More on the mindset of that mother:
'Reverend Father,' said the admiring
Donna Clara . . . "I trespassed on your time merely to ask a
favour also.'--'Ask and 'tis granted,' said Father Jose . . . 'It is
merely to know, will not all the inhabitants of those accursed Indian
Isles be damned everlastingly?' 'Damned everlastingly, and without
doubt,' returned the priest. 'Now my mind is easy,' rejoined the
lady, 'and I shall sleep in peace to-night.'
Though actually, Father Jose is a
drunken comedy priest whom Maturin portrays surprisingly
sympathetically.
Let's finish with this bit, which is
pretty metal:
'Amid this scene stood two beings, one
whose appealing loveliness seemed to have found favour with the
elements even in their wrath, and one whose fearless and obdurate eye
appeared to defy them. 'Immalee,' he cried, 'is this a place or an
hour to talk of love!—all nature is appalled—heaven is dark—the
animals have hid themselves—and the very shrubs, as they wave and
shrink, seem alive with terror.'—'It is an hour to implore
protection,' said the Indian, clinging to him timidly. 'Look up,'
said the stranger, while his own fixed and fearless eye seemed to
return flash for flash to the baffled and insulted elements; 'Look
up, and if you cannot resist the impulses of your heart, let me at
least point out a fitter object for them.
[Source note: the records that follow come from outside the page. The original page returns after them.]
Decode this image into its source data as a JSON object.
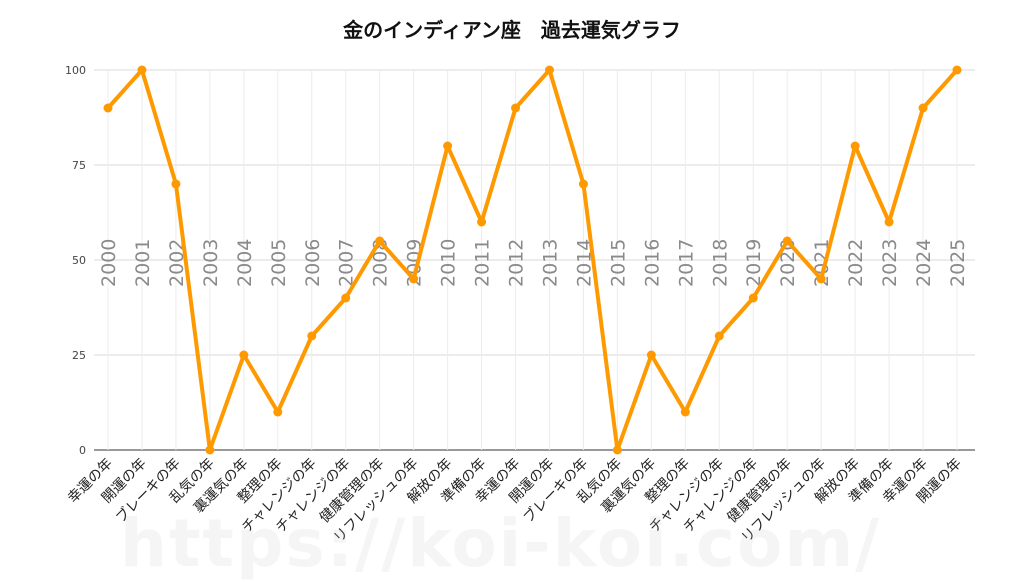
{
  "title": "金のインディアン座　過去運気グラフ",
  "watermark": "https://koi-koi.com/",
  "chart_data": {
    "type": "line",
    "title": "金のインディアン座　過去運気グラフ",
    "xlabel": "",
    "ylabel": "",
    "ylim": [
      0,
      100
    ],
    "yticks": [
      0,
      25,
      50,
      75,
      100
    ],
    "grid": true,
    "line_color": "#ff9900",
    "categories": [
      "幸運の年",
      "開運の年",
      "ブレーキの年",
      "乱気の年",
      "裏運気の年",
      "整理の年",
      "チャレンジの年",
      "チャレンジの年",
      "健康管理の年",
      "リフレッシュの年",
      "解放の年",
      "準備の年",
      "幸運の年",
      "開運の年",
      "ブレーキの年",
      "乱気の年",
      "裏運気の年",
      "整理の年",
      "チャレンジの年",
      "チャレンジの年",
      "健康管理の年",
      "リフレッシュの年",
      "解放の年",
      "準備の年",
      "幸運の年",
      "開運の年"
    ],
    "years": [
      "2000",
      "2001",
      "2002",
      "2003",
      "2004",
      "2005",
      "2006",
      "2007",
      "2008",
      "2009",
      "2010",
      "2011",
      "2012",
      "2013",
      "2014",
      "2015",
      "2016",
      "2017",
      "2018",
      "2019",
      "2020",
      "2021",
      "2022",
      "2023",
      "2024",
      "2025"
    ],
    "values": [
      90,
      100,
      70,
      0,
      25,
      10,
      30,
      40,
      55,
      45,
      80,
      60,
      90,
      100,
      70,
      0,
      25,
      10,
      30,
      40,
      55,
      45,
      80,
      60,
      90,
      100
    ]
  }
}
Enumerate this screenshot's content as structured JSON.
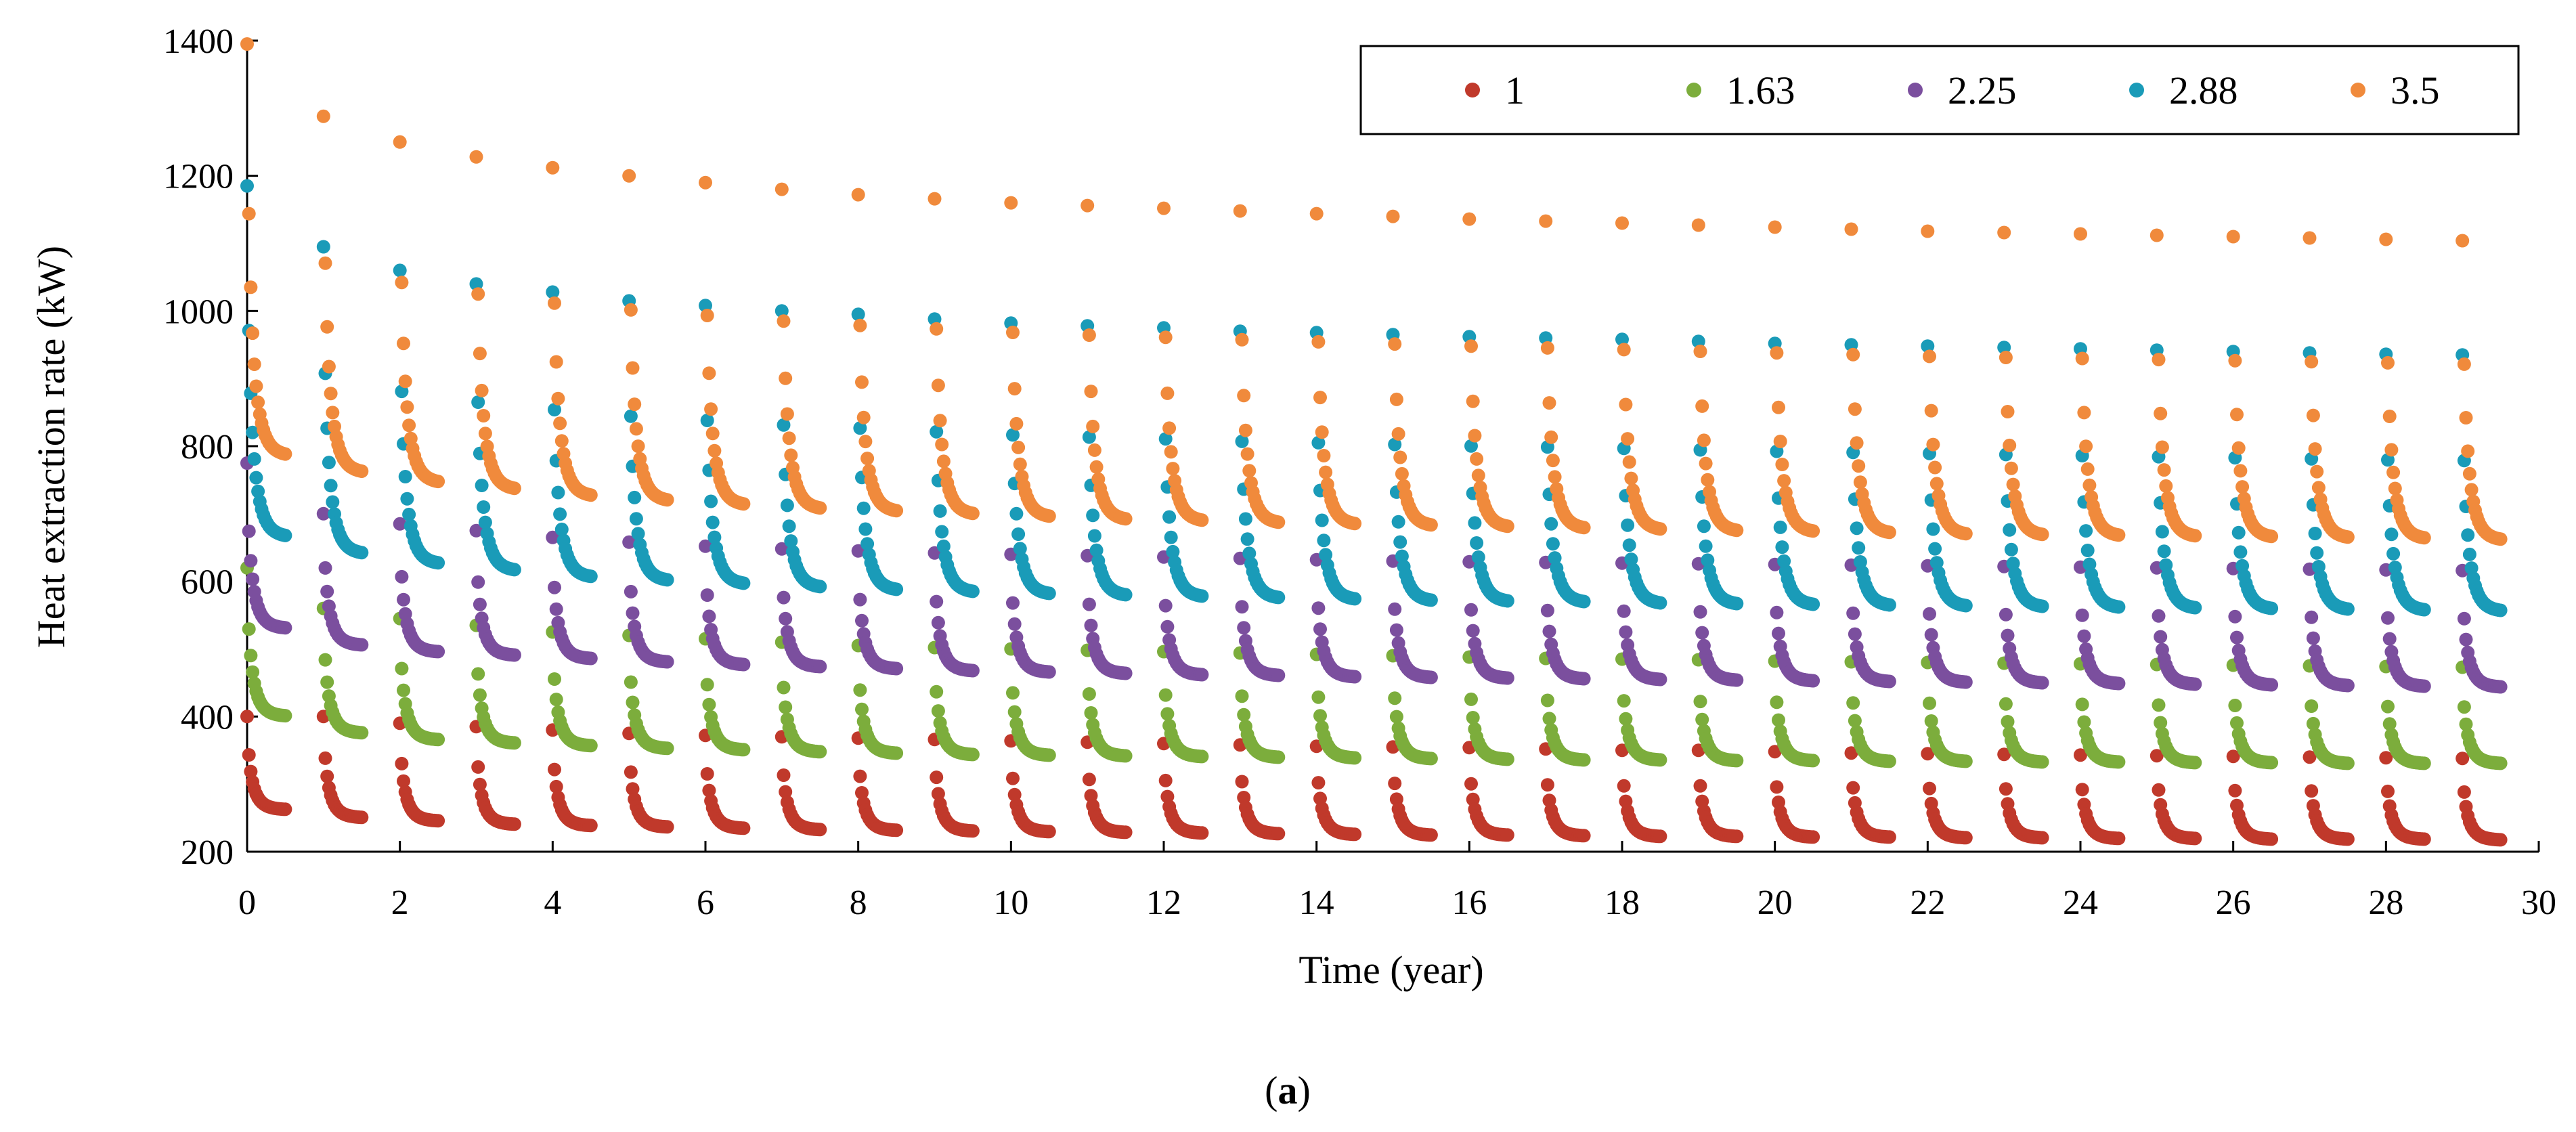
{
  "chart_data": {
    "type": "scatter",
    "title": "",
    "xlabel": "Time (year)",
    "ylabel": "Heat extraction rate (kW)",
    "xlim": [
      0,
      30
    ],
    "ylim": [
      200,
      1400
    ],
    "xticks": [
      0,
      2,
      4,
      6,
      8,
      10,
      12,
      14,
      16,
      18,
      20,
      22,
      24,
      26,
      28,
      30
    ],
    "yticks": [
      200,
      400,
      600,
      800,
      1000,
      1200,
      1400
    ],
    "grid": false,
    "legend_position": "top-right",
    "cycle_period_years": 1,
    "cycle_duration_years": 0.5,
    "points_per_cycle": 22,
    "series": [
      {
        "name": "1",
        "color": "#c0392b",
        "peak_values": [
          400,
          400,
          390,
          385,
          380,
          375,
          372,
          370,
          368,
          366,
          364,
          362,
          360,
          358,
          356,
          355,
          354,
          352,
          350,
          350,
          348,
          346,
          345,
          344,
          343,
          342,
          341,
          340,
          339,
          338
        ],
        "end_values": [
          262,
          250,
          245,
          240,
          238,
          236,
          234,
          232,
          231,
          230,
          229,
          228,
          227,
          226,
          225,
          224,
          224,
          223,
          222,
          222,
          221,
          221,
          220,
          220,
          219,
          219,
          218,
          218,
          218,
          217
        ]
      },
      {
        "name": "1.63",
        "color": "#7cad3c",
        "peak_values": [
          620,
          560,
          545,
          535,
          525,
          520,
          515,
          510,
          505,
          502,
          500,
          498,
          496,
          494,
          492,
          490,
          488,
          486,
          485,
          484,
          482,
          481,
          480,
          479,
          478,
          477,
          476,
          475,
          474,
          473
        ],
        "end_values": [
          400,
          375,
          365,
          360,
          356,
          352,
          350,
          347,
          345,
          343,
          342,
          341,
          340,
          339,
          338,
          337,
          336,
          335,
          335,
          334,
          334,
          333,
          333,
          332,
          332,
          331,
          331,
          330,
          330,
          330
        ]
      },
      {
        "name": "2.25",
        "color": "#7b4f9e",
        "peak_values": [
          775,
          700,
          685,
          675,
          665,
          658,
          652,
          648,
          645,
          642,
          640,
          638,
          636,
          634,
          632,
          630,
          629,
          628,
          627,
          626,
          625,
          624,
          623,
          622,
          621,
          620,
          619,
          618,
          617,
          616
        ],
        "end_values": [
          530,
          505,
          495,
          490,
          485,
          480,
          476,
          473,
          470,
          467,
          465,
          463,
          461,
          460,
          458,
          457,
          456,
          455,
          454,
          453,
          452,
          451,
          450,
          449,
          448,
          447,
          446,
          445,
          444,
          443
        ]
      },
      {
        "name": "2.88",
        "color": "#1a9bb8",
        "peak_values": [
          1185,
          1095,
          1060,
          1040,
          1028,
          1015,
          1008,
          1000,
          995,
          988,
          982,
          978,
          975,
          970,
          968,
          965,
          962,
          960,
          958,
          955,
          952,
          950,
          948,
          946,
          944,
          942,
          940,
          938,
          936,
          935
        ],
        "end_values": [
          665,
          640,
          625,
          615,
          605,
          600,
          595,
          590,
          586,
          583,
          580,
          578,
          576,
          574,
          572,
          570,
          569,
          568,
          566,
          565,
          564,
          563,
          562,
          561,
          560,
          559,
          558,
          557,
          556,
          555
        ]
      },
      {
        "name": "3.5",
        "color": "#f08a3c",
        "peak_values": [
          1395,
          1288,
          1250,
          1228,
          1212,
          1200,
          1190,
          1180,
          1172,
          1166,
          1160,
          1156,
          1152,
          1148,
          1144,
          1140,
          1136,
          1133,
          1130,
          1127,
          1124,
          1121,
          1118,
          1116,
          1114,
          1112,
          1110,
          1108,
          1106,
          1104
        ],
        "end_values": [
          785,
          760,
          745,
          735,
          725,
          718,
          712,
          706,
          702,
          698,
          694,
          690,
          688,
          685,
          683,
          681,
          679,
          677,
          675,
          673,
          672,
          670,
          668,
          667,
          666,
          665,
          664,
          663,
          662,
          660
        ]
      }
    ]
  },
  "caption": {
    "open": "(",
    "label": "a",
    "close": ")"
  }
}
Love,' he cried, extending
his arm towards the dim and troubled sky, 'love the storm in its
might of destruction—seek alliance with those swift and perilous
travellers of the groaning air,—the meteor that rends, and the
thunder that shakes it! Court, for sheltering tenderness, those
masses of dense and rolling cloud,—the baseless mountains of
heaven! Woo the kisses of the fiery lightnings, to quench themselves
on your smouldering bosom! Seek all that is terrible in nature for
your companions and your lover!—woo them to burn and blast
you—perish in their fierce embrace, and you will be happier, far
happier, than if you lived in mine! Lived!—Oh who can be mine and
live! Hear me, Immalee!' he cried, while he held her hands locked in
his—while his eyes, rivetted on her, sent forth a light of
intolerable lustre—while a new feeling of indefinite enthusiasm
seemed for a moment to thrill his whole frame, and new-modulate the
tone of his nature; 'Hear me! If you will be mine, it must be amid a
scene like this for ever—amid fire and darkness—amid hatred and
despair—amid——' and his voice swelling to a demoniac shriek of
rage and horror, and his arms extended, as if to grapple with the
fearful objects of some imaginary struggle, he was rushing from the
arch under which they stood, lost in the picture which his guilt and
despair had drawn, and whose images he was for ever doomed to behold.